Hearn is absolutely scathing about what has happened. “We will have spent £500 million plus and in two years we will end up with Tower Hamlets playing Shoreditch Grammar School and grass growing out of the seats. Wonderful, well done boys.”

And then, in a voice drained of any hint of sarcasm, he added: ”They have built a stadium which will be completely useless after the Olympics, totally, a waste of public money, a disgrace.

“Because they don’t listen to anybody, they don’t think it through and they don’t have common sense. Nobody has taken any responsibility.”

Since Hearn turned down a move to Stratford he has closely followed the discussions West Ham are having and is convinced that for all the warm noises coming a deal with West Ham is impossible. A few days ago David Sullivan rang Hearn to tell him he was confident the talks would be successful. Hearn said: ”David is a friend of mine but he does not understand the infrastructure and the details at the moment. He is a clever man and, when he does, he will realise the deal with West Ham cannot be done.”
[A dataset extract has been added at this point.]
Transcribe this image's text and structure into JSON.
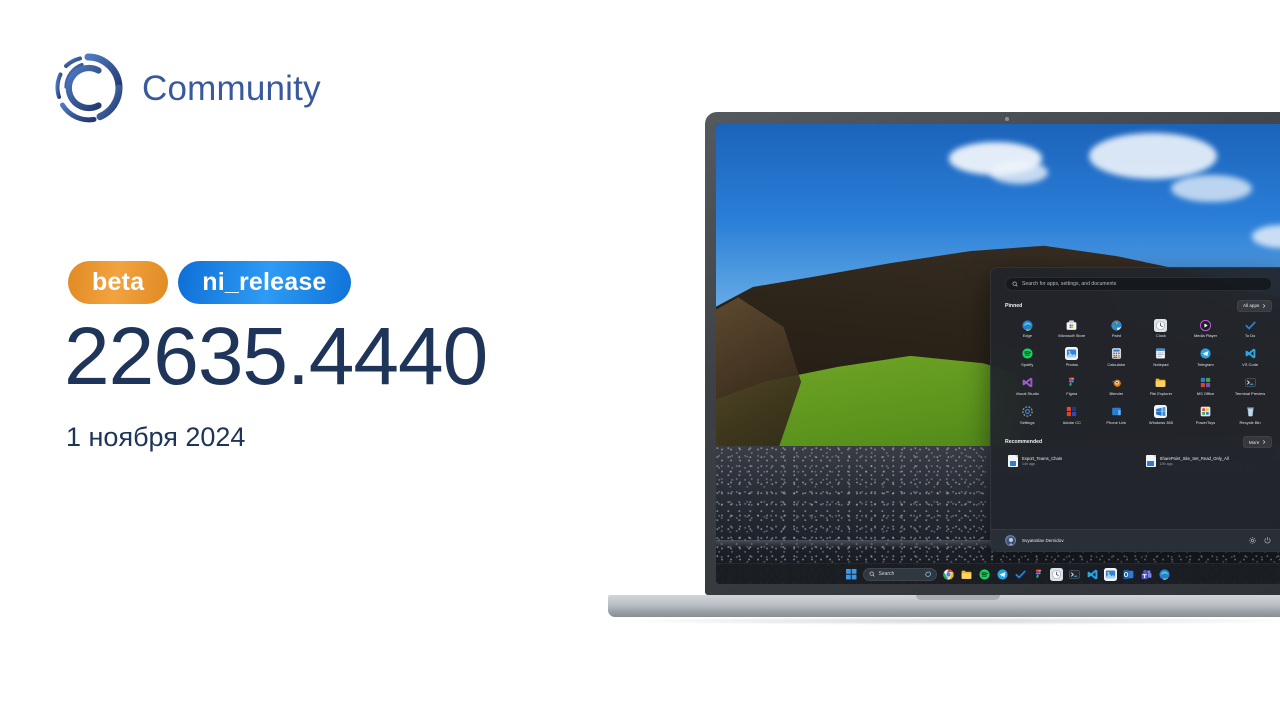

Time will tell whether Hearn is right but with Hearn’s rejection of the stadium this does mean it severely limits Baroness Ford’s options to get a workable post 2012 deal.
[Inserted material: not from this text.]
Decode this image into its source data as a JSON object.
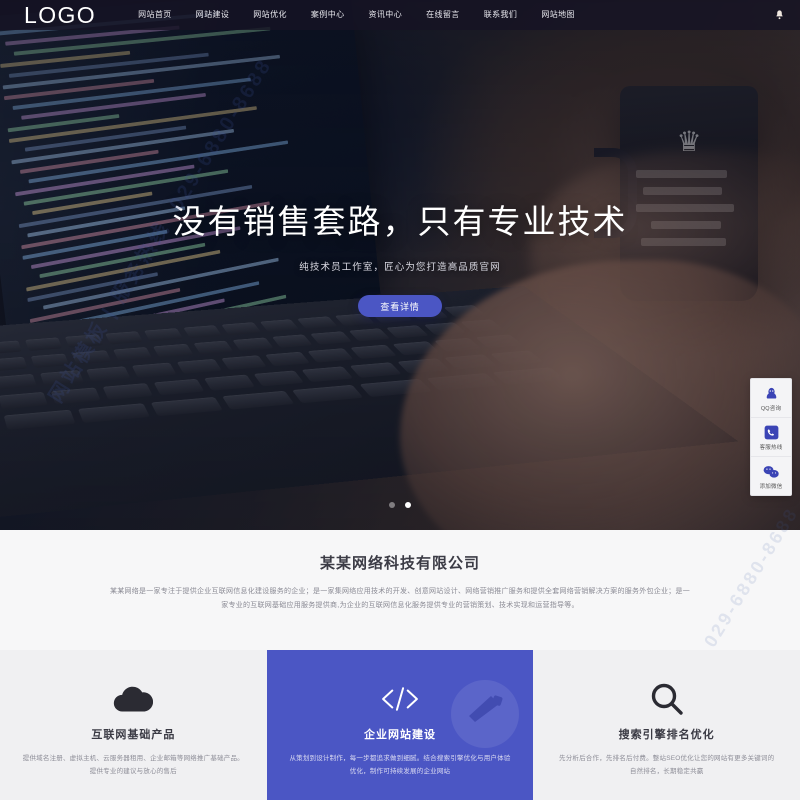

Options that are even more restricted as a result of Boris Johnson taking over from Ken Livingstone as the London Mayor. Back in 2005 when the cost plans for the Olympic Park were being made Ken Livingstone, essentially on the back of envelope calculations, said he would provide £10 million a year for its upkeep.

Johnson was aghast when he heard about it. For him the £10 million a year for the park that Ken talked about has never made any sense.

He is much more concerned with grass roots legacy and he has ring-fenced £15 million which with matching funding is part of the £30 million pot he wants to ensure 2012 will provide a real  sporting legacy.

So where will Baroness Ford get the money for her legacy plans and will this not put her under greater pressure to do a football deal with West Ham? But how she can square it with the running track is difficult to see.

All this suggests to me that this stadium story far from being concluded has now entered its most difficult and its most unpredictable phase. If Hearn is proved right this will turn out to be a farce which will produce tears not laughter.

Mihir Bose is one of the world’s most astute observers on politics in sport and, particularly, football. He formerly wrote for The Sunday Times and The Daily Telegraph and until recently was the BBC’s head sports editor.